10.02.19

Hoeven to Sec. Bernhardt: Regulatory Relief Needed at FWS, Should Reflect Wetlands Reforms Made Under NRCS

Senator Outlines Burden of Perpetual Wetlands Easements on Farmers, Need for Appeals Process

HOPE, N.D. – At a landowner roundtable today, Senator John Hoeven, chairman of the Senate Agriculture Appropriations Committee and a member of the Energy and Natural Resources Committee, along with Senator Kevin Cramer, urged U.S. Secretary of the Interior David Bernhardt to help advance regulatory relief for farmers and ranchers impacted by wetlands easements under the Fish and Wildlife Service (FWS). Hoeven outlined the differences between the wetlands regulations at the FWS compared to the Natural Resources Conservation Service (NRCS), under which Hoeven sought to provide regulatory relief as a member of the 2018 Farm Bill conference committee. This includes:

  • Maintaining Private Property Rights: In defense of the private property rights of farmers and ranchers, and at Hoeven’s urging, a proposal to authorize permanent easements was not included in the farm bill.
  • NRCS Site Visit: Improves the quality of the wetland appeals process by requiring NRCS to conduct a site visit with the participant after an appeal has been filed.
  • Report on Small Wetlands: Directs the NRCS to report the number of wetland acres in North Dakota, South Dakota and Iowa that have been delineated and are less than one acre. 

“Our farmers and ranchers are the best in the world, and if we want them to be able to continue to compete in the global marketplace, we shouldn’t burden them with uncertainty and unreasonable regulations,” said Hoeven. “The FWS’s perpetual wetlands easements significantly restrict farmers’ operations, while offering them no opportunity to appeal when the agency makes its determinations. This is exactly the kind of overregulation we prevented at NRCS when we made reforms to the conservation title in last year’s farm bill. The FWS should follow this example and pursue a more farmer-friendly approach, and we will work with Secretary Bernhardt to do just that.”

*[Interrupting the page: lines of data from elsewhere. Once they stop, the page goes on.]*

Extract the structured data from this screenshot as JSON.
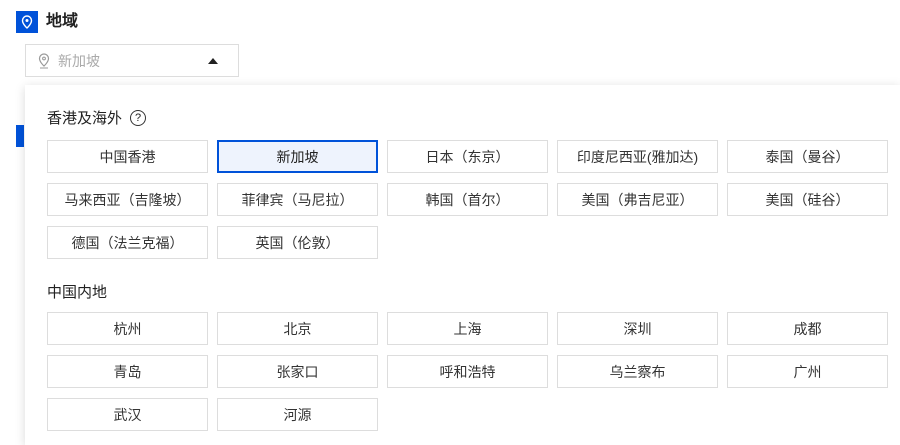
{
  "header": {
    "title": "地域"
  },
  "select": {
    "value": "新加坡"
  },
  "sections": [
    {
      "title": "香港及海外",
      "items": [
        "中国香港",
        "新加坡",
        "日本（东京）",
        "印度尼西亚(雅加达)",
        "泰国（曼谷）",
        "马来西亚（吉隆坡）",
        "菲律宾（马尼拉）",
        "韩国（首尔）",
        "美国（弗吉尼亚）",
        "美国（硅谷）",
        "德国（法兰克福）",
        "英国（伦敦）"
      ]
    },
    {
      "title": "中国内地",
      "items": [
        "杭州",
        "北京",
        "上海",
        "深圳",
        "成都",
        "青岛",
        "张家口",
        "呼和浩特",
        "乌兰察布",
        "广州",
        "武汉",
        "河源"
      ]
    }
  ],
  "selected": "新加坡",
  "accent": "#0052d9"
}
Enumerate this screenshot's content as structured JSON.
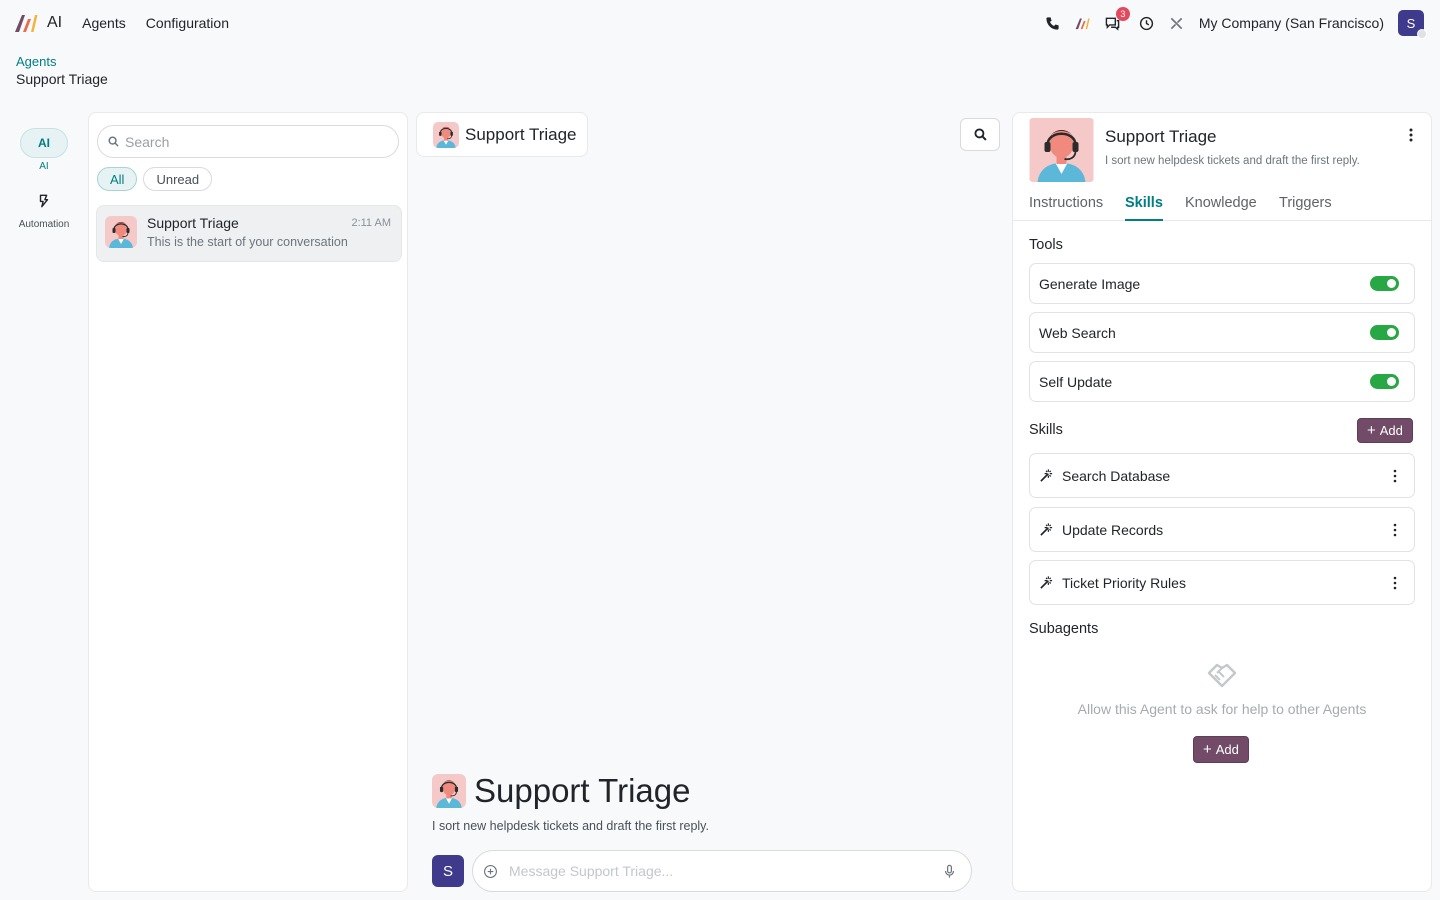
{
  "topbar": {
    "app_name": "AI",
    "nav": [
      "Agents",
      "Configuration"
    ],
    "chat_badge": "3",
    "company": "My Company (San Francisco)",
    "user_initial": "S"
  },
  "breadcrumb": {
    "parent": "Agents",
    "current": "Support Triage"
  },
  "rail": {
    "items": [
      {
        "icon_text": "AI",
        "label": "AI"
      },
      {
        "label": "Automation"
      }
    ]
  },
  "list": {
    "search_placeholder": "Search",
    "filters": [
      "All",
      "Unread"
    ],
    "conversation": {
      "title": "Support Triage",
      "subtitle": "This is the start of your conversation",
      "time": "2:11 AM"
    }
  },
  "chat": {
    "header_title": "Support Triage",
    "welcome_title": "Support Triage",
    "welcome_sub": "I sort new helpdesk tickets and draft the first reply.",
    "composer_placeholder": "Message Support Triage...",
    "user_initial": "S"
  },
  "agent": {
    "name": "Support Triage",
    "description": "I sort new helpdesk tickets and draft the first reply.",
    "tabs": [
      "Instructions",
      "Skills",
      "Knowledge",
      "Triggers"
    ],
    "active_tab": "Skills",
    "tools_title": "Tools",
    "tools": [
      {
        "label": "Generate Image",
        "enabled": true
      },
      {
        "label": "Web Search",
        "enabled": true
      },
      {
        "label": "Self Update",
        "enabled": true
      }
    ],
    "skills_title": "Skills",
    "add_label": "Add",
    "skills": [
      "Search Database",
      "Update Records",
      "Ticket Priority Rules"
    ],
    "subagents_title": "Subagents",
    "subagents_empty": "Allow this Agent to ask for help to other Agents",
    "subagents_add_label": "Add"
  },
  "colors": {
    "accent": "#017e84",
    "primary": "#714b67",
    "toggle_on": "#28a745",
    "avatar": "#3f3a8b"
  }
}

FWS easements are perpetual, transferring upon the sale of the land to the new owners, and the agency provides no administrative appeals process for wetlands determinations. Rather, landowners are forced to overcome significant legal barriers and go through lengthy and costly civil litigation in order to challenge determinations, which often impose tremendous uncertainty and restrictions on farmers’ operations and carry the risk of criminal charges for noncompliance. 

Accordingly, Hoeven is pressing Bernhardt and the FWS to work toward implementing an appeals process that maintains due process for landowners and respects their rights, while also providing regulatory relief such as reducing set back distances from FWS wetlands, which are more than fourteen times larger than NRCS set backs.